Origianl URL: http://www.denverpost.com/Stories/0,1413,36%257E417%257E1001248,00.html

Amendment 31, part deux

The Denver Post, November 20, 2002

State Rep. Richard Decker says he just wants kids to learn English.

Fair enough.

But in our zeal to make sure kids speak English, we must not take educational opportunities away from English-speaking children who want to learn other languages.

Decker says that wasn't his intent when he floated possible legislation to require non-English speaking students to take two years of English immersion courses, instead of bilingual education, and questioned the need for teaching other languages to elementary-school children.

"I'm not really saying that," Decker said Tuesday regarding teaching other languages to English-speaking kids. "I think it's important for children who don't already speak English to get up to two good years of English instruction. I don't care if students who already speak English well want to learn to speak another language."

Gracias, Rep. Decker. Or should we say, merci.

If students are proficient in English, at grade level, and desire to speak another language, they should be encouraged to do so. Learning a second language is often easier at an earlier age. And if a school has the resources to teach a second language to elementary school students, we say go for it.

Once voters had given a thumbs-down to the English-immersion Amendment 31, the debate over teaching English to students moved back under the dome. Myriad bills could surface, but Decker authored a House Report last week that gave a first glimpse of legislation to come.

In it, the Fountain Republican wrote that he favors a bill that would replace bilingual education with English immersion for up to two years. He also said it won't contain the punitive measures that turned many voters off to Amendment 31.

It will be a kinder, gentler version, he promised Tuesday.

"I'm not interested in doing away with bilingual education." he said. "Bilingual education is for the purpose of perpetuating a culture. If local school districts want to pay for that, it's up to them."

He says that some type of immersion program should be employed; it should be limited to two years; and kids should not be restricted to solely learning English in those two years. If someone is proficient before then, he or she should be transitioned into the regular classroom setting.

Decker must decide exactly what he's after before he submits any bill. Obviously, he has more research to do. He admits that.

"I just want to be sure they do learn English first. I think we need to make a statement that English is important."

Borrowing an idea from KOA's Mike Rosen, Decker said students who speak languages other than Spanish don't have bilingual programs available to them. English immersion is their only option, and it works.

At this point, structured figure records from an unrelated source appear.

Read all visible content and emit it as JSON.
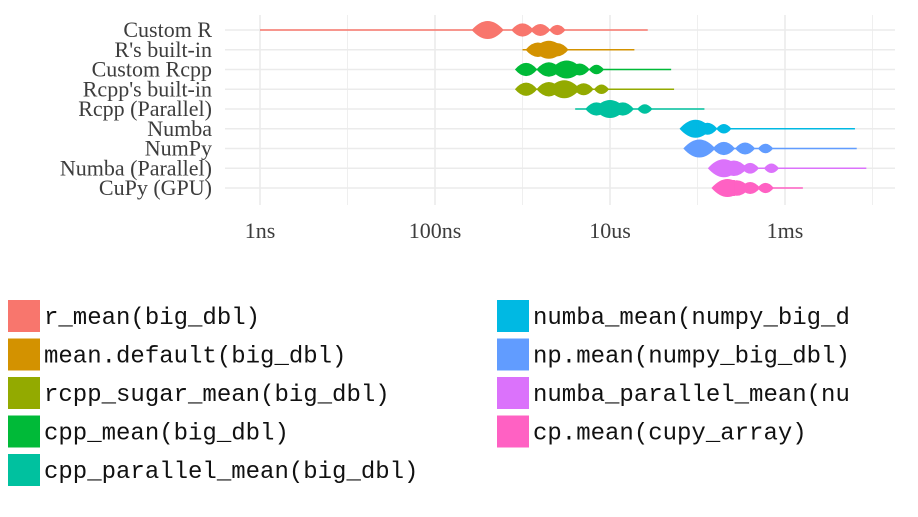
{
  "chart_data": {
    "type": "violin",
    "x_scale": "log10",
    "x_unit": "seconds",
    "x_ticks": [
      {
        "value": 1e-09,
        "label": "1ns"
      },
      {
        "value": 1e-07,
        "label": "100ns"
      },
      {
        "value": 1e-05,
        "label": "10us"
      },
      {
        "value": 0.001,
        "label": "1ms"
      }
    ],
    "xlim": [
      1e-09,
      0.01
    ],
    "grid": true,
    "legend_position": "bottom",
    "series": [
      {
        "label": "Custom R",
        "expr": "r_mean(big_dbl)",
        "color": "#F8766D",
        "min": 1e-09,
        "median": 4e-07,
        "max": 2.7e-05,
        "bulges": [
          [
            4e-07,
            1.0
          ],
          [
            1e-06,
            0.6
          ],
          [
            1.6e-06,
            0.5
          ],
          [
            2.5e-06,
            0.35
          ]
        ]
      },
      {
        "label": "R's built-in",
        "expr": "mean.default(big_dbl)",
        "color": "#D39200",
        "min": 1e-06,
        "median": 2e-06,
        "max": 1.9e-05,
        "bulges": [
          [
            1.5e-06,
            0.7
          ],
          [
            2e-06,
            1.0
          ],
          [
            2.5e-06,
            0.6
          ]
        ]
      },
      {
        "label": "Custom Rcpp",
        "expr": "cpp_mean(big_dbl)",
        "color": "#00BA38",
        "min": 1e-06,
        "median": 3.2e-06,
        "max": 5e-05,
        "bulges": [
          [
            1.1e-06,
            0.6
          ],
          [
            2e-06,
            0.7
          ],
          [
            3.2e-06,
            1.0
          ],
          [
            4.5e-06,
            0.5
          ],
          [
            7e-06,
            0.3
          ]
        ]
      },
      {
        "label": "Rcpp's built-in",
        "expr": "rcpp_sugar_mean(big_dbl)",
        "color": "#93AA00",
        "min": 1e-06,
        "median": 3e-06,
        "max": 5.4e-05,
        "bulges": [
          [
            1.1e-06,
            0.6
          ],
          [
            2e-06,
            0.7
          ],
          [
            3e-06,
            1.0
          ],
          [
            5e-06,
            0.5
          ],
          [
            8e-06,
            0.3
          ]
        ]
      },
      {
        "label": "Rcpp (Parallel)",
        "expr": "cpp_parallel_mean(big_dbl)",
        "color": "#00C19F",
        "min": 4e-06,
        "median": 1e-05,
        "max": 0.00012,
        "bulges": [
          [
            7e-06,
            0.6
          ],
          [
            1e-05,
            1.0
          ],
          [
            1.4e-05,
            0.6
          ],
          [
            2.5e-05,
            0.3
          ]
        ]
      },
      {
        "label": "Numba",
        "expr": "numba_mean(numpy_big_dbl)",
        "color": "#00B9E3",
        "min": 9e-05,
        "median": 0.0001,
        "max": 0.0063,
        "bulges": [
          [
            9.5e-05,
            1.0
          ],
          [
            0.00013,
            0.5
          ],
          [
            0.0002,
            0.3
          ]
        ]
      },
      {
        "label": "NumPy",
        "expr": "np.mean(numpy_big_dbl)",
        "color": "#619CFF",
        "min": 0.0001,
        "median": 0.00011,
        "max": 0.0066,
        "bulges": [
          [
            0.000105,
            1.0
          ],
          [
            0.0002,
            0.6
          ],
          [
            0.00035,
            0.5
          ],
          [
            0.0006,
            0.3
          ]
        ]
      },
      {
        "label": "Numba (Parallel)",
        "expr": "numba_parallel_mean(numpy_big_dbl)",
        "color": "#DB72FB",
        "min": 0.00015,
        "median": 0.00022,
        "max": 0.0085,
        "bulges": [
          [
            0.0002,
            1.0
          ],
          [
            0.00026,
            0.8
          ],
          [
            0.0004,
            0.4
          ],
          [
            0.0007,
            0.3
          ]
        ]
      },
      {
        "label": "CuPy (GPU)",
        "expr": "cp.mean(cupy_array)",
        "color": "#FF61C3",
        "min": 0.0002,
        "median": 0.00026,
        "max": 0.0016,
        "bulges": [
          [
            0.00022,
            1.0
          ],
          [
            0.00028,
            0.8
          ],
          [
            0.0004,
            0.5
          ],
          [
            0.0006,
            0.35
          ]
        ]
      }
    ],
    "legend": [
      {
        "text": "r_mean(big_dbl)",
        "color": "#F8766D"
      },
      {
        "text": "mean.default(big_dbl)",
        "color": "#D39200"
      },
      {
        "text": "rcpp_sugar_mean(big_dbl)",
        "color": "#93AA00"
      },
      {
        "text": "cpp_mean(big_dbl)",
        "color": "#00BA38"
      },
      {
        "text": "cpp_parallel_mean(big_dbl)",
        "color": "#00C19F"
      },
      {
        "text": "numba_mean(numpy_big_d",
        "color": "#00B9E3"
      },
      {
        "text": "np.mean(numpy_big_dbl)",
        "color": "#619CFF"
      },
      {
        "text": "numba_parallel_mean(nu",
        "color": "#DB72FB"
      },
      {
        "text": "cp.mean(cupy_array)",
        "color": "#FF61C3"
      }
    ]
  }
}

Decker, like many Coloradans, is concerned that Americans are losing their native tongue.

That's understandable. But in an effort to preserve it, or to make sure children learn to speak English, we can't limit the opportunities of others. That includes English-speaking students who want to learn other languages.

We continue to believe that Colorado's present provisions for English-language learning need improvement. But we hope that, as lawmakers seek ways to do that, they will be careful not to repeat the mistakes of Amendment 31.

And, for pity's sake, they shouldn't add new wrinkles.